Tout cet écheveau linguistique est analogue à l’écheveau ethnologique que l’auteur démêle pour nous. Il faut savoir qu’il existe des miroirs déformants qu’il est préférable de ne pas posséder. J’ai déjà mentionné le miroir déformant du « basquisme », et ses concomitants (minoritaires, heureusement) en termes de radicalisme verbal, de mauvaises manières, de séparatisme ridicule et déconnecté de la masse sociale qui, à la lumière de toutes les enquêtes sérieuses, s’identifie plus à l’asturien qu’à l’espagnol, mais sans établir une disjonction exclusive avec l’espagnol…
Le miroir déformant du celtisme, contrairement au prisme grossier du basque, peut remplir d’importantes fonctions correctives. Je m’explique : dans la mesure où la vie de cette culture, qui était bien sûr la perdante de Rome, ne nous est pas directement accessible, il ne nous reste plus qu’à corriger tous les filtres longs, puissants et terriblement efficaces qui ont été accumulés sur un matériau primordial. La méthode qui nous reste pourrait être comparée à celles-ci : une « purification » d’une substance au sens chimique, un examen archéologique des couches les plus profondes, sans se laisser tromper par les plus superficielles ou les plus récentes, une suppression des ajouts modernes pour redonner à un bâtiment ancien sa splendeur d’antan, etc. Toutes ces analogies nous aident à comprendre l’engagement de Carrín.
Il existe un autre miroir et filtre de la déformation (et l’histoire, dans une large mesure, n’est que cela, la déformation) que nous devons commenter. Je fais référence au christianisme. Il est fascinant de lire dans le livre de Cristobo de Milio Carrín comment la vie des saints (hagiographie) aux racines populaires, et l’emplacement des sanctuaires (marial, surtout, notamment celui de Covadonga) peuvent être compris à la lumière de l’ancienne religion celtique et, plus généralement, indo-européenne. Le revêtement chrétien n’était pas toujours un placage léger, mais il s’agissait en tout cas d’un renouvellement de l’ancien rituel et de l’ancienne mythologie.
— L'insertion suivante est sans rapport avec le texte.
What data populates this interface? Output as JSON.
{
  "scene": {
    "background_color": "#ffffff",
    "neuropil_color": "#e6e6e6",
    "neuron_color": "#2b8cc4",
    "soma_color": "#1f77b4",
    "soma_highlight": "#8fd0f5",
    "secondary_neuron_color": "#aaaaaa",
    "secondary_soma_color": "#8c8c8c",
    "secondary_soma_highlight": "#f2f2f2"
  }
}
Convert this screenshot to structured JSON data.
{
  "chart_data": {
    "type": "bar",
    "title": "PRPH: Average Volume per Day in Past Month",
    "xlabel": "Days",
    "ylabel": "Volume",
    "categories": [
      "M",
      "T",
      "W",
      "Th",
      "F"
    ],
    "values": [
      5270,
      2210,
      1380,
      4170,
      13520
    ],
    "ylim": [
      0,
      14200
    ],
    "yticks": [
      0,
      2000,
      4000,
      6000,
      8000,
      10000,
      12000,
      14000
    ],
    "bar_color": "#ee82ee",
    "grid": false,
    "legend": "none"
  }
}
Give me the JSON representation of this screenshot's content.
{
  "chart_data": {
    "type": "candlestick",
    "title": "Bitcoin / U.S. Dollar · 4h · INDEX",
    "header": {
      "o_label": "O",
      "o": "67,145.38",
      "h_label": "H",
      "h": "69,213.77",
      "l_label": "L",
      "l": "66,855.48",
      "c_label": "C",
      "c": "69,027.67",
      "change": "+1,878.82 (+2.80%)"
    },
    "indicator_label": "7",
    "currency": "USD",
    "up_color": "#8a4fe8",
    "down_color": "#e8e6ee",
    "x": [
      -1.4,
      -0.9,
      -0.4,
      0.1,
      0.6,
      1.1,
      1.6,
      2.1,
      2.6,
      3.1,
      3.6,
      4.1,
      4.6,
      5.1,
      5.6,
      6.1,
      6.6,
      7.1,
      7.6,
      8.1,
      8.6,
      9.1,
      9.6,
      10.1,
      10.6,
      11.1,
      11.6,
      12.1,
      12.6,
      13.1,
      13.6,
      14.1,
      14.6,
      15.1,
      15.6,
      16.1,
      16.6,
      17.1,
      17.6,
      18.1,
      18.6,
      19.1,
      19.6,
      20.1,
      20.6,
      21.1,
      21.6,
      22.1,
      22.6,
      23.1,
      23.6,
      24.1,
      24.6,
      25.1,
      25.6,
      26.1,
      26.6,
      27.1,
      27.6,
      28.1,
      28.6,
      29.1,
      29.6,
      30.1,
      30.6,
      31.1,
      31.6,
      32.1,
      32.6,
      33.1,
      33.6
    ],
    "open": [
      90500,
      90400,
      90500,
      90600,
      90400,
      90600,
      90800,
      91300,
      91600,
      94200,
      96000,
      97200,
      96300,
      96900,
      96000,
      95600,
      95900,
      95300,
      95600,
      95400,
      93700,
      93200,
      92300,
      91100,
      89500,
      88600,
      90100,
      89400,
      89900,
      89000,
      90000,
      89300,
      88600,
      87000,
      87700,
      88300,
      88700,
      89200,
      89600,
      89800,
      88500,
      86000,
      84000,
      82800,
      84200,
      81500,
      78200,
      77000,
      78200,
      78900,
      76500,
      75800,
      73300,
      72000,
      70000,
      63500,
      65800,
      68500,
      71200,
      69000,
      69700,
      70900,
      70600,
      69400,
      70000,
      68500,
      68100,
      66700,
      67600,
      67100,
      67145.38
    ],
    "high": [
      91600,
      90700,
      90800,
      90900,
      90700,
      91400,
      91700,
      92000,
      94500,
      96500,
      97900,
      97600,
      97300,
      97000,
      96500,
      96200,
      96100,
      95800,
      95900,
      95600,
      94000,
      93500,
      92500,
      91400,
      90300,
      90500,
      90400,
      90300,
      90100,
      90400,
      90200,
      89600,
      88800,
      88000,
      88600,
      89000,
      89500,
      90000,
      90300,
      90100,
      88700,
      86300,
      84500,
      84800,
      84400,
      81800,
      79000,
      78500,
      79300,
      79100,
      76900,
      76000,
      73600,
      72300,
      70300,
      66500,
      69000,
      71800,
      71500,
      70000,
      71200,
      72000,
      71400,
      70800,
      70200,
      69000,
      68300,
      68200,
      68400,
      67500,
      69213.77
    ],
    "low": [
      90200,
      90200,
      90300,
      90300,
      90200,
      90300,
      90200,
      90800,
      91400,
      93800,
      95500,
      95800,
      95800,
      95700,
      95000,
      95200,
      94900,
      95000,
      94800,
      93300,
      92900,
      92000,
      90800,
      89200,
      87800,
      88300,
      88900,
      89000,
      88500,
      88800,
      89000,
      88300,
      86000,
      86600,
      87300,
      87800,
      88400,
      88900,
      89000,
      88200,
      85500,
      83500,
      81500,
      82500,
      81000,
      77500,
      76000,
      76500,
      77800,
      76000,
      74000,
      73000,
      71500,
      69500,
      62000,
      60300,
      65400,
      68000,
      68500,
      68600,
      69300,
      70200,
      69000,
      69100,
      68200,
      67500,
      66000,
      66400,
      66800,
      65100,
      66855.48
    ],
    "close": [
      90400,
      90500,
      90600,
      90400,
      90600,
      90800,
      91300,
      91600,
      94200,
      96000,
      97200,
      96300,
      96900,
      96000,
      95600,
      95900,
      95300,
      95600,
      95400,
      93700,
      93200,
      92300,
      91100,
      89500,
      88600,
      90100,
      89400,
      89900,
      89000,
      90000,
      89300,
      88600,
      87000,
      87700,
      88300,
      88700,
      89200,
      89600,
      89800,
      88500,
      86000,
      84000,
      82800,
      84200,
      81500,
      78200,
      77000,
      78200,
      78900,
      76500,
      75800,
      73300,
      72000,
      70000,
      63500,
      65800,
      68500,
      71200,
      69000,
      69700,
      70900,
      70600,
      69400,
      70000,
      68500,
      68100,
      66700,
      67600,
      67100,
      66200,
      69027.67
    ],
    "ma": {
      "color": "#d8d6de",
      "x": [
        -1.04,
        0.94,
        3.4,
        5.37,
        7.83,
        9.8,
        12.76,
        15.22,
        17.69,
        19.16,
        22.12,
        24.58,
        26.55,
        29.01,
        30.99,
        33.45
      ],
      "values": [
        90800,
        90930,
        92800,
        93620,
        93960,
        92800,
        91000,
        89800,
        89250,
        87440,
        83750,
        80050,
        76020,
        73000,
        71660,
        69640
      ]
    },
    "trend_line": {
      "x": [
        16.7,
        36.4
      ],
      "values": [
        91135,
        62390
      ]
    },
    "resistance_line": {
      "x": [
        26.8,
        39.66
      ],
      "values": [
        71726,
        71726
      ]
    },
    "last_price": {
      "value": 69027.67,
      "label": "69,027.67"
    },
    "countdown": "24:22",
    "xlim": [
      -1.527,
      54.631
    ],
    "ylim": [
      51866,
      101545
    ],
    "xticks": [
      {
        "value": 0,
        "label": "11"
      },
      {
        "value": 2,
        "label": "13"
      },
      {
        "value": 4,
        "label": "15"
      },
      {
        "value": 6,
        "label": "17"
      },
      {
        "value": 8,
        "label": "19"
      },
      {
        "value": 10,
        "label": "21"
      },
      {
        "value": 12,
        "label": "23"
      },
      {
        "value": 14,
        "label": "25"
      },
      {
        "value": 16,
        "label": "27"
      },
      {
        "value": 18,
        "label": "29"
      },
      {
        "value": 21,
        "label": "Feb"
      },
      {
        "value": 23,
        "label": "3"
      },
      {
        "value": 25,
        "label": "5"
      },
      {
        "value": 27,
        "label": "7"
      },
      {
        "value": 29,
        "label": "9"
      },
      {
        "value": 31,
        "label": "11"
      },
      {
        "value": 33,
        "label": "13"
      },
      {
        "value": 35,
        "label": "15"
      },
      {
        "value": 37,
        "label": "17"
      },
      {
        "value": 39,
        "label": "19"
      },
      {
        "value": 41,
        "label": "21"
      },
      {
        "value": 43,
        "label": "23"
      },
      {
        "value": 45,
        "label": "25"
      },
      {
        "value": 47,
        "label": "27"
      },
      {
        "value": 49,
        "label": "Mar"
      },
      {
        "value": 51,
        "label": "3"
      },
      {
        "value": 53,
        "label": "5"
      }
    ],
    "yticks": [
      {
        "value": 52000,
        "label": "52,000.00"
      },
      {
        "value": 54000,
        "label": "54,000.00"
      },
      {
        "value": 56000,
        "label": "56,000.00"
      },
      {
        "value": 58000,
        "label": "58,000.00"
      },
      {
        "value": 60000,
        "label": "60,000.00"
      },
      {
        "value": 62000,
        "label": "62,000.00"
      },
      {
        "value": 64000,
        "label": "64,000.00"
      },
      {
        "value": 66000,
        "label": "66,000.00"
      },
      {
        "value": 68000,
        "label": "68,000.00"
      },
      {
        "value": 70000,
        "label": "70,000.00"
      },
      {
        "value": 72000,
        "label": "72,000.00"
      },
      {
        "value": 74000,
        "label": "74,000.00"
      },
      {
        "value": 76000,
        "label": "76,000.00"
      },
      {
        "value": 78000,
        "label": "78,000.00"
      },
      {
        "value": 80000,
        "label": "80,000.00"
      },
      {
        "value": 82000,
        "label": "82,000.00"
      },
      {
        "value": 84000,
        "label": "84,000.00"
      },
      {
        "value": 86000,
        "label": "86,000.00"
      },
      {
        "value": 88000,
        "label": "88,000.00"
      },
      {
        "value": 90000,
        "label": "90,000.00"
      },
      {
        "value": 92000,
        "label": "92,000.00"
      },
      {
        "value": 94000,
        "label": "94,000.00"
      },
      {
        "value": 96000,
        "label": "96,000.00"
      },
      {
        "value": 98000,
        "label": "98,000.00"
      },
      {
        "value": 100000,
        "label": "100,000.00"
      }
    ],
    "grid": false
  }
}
La dévotion populaire des Asturiens trouve ses racines dans des dates bien antérieures à la naissance du Christ et à l’expansion de son Église. C’est une chose que comprend tout Asturien qui n’est pas déconnecté de son pays et de son essence rurale, et qui est également perçue par tout visiteur étranger mais observateur.
Mon compte-rendu se conclut simplement en recommandant la lecture du livre. Si elle doit être critiquée depuis les domaines spécialisés de l’ethnologie, de la mythologie comparée, du folklore, etc. Mais elle ne mérite en aucun cas d’être ignorée.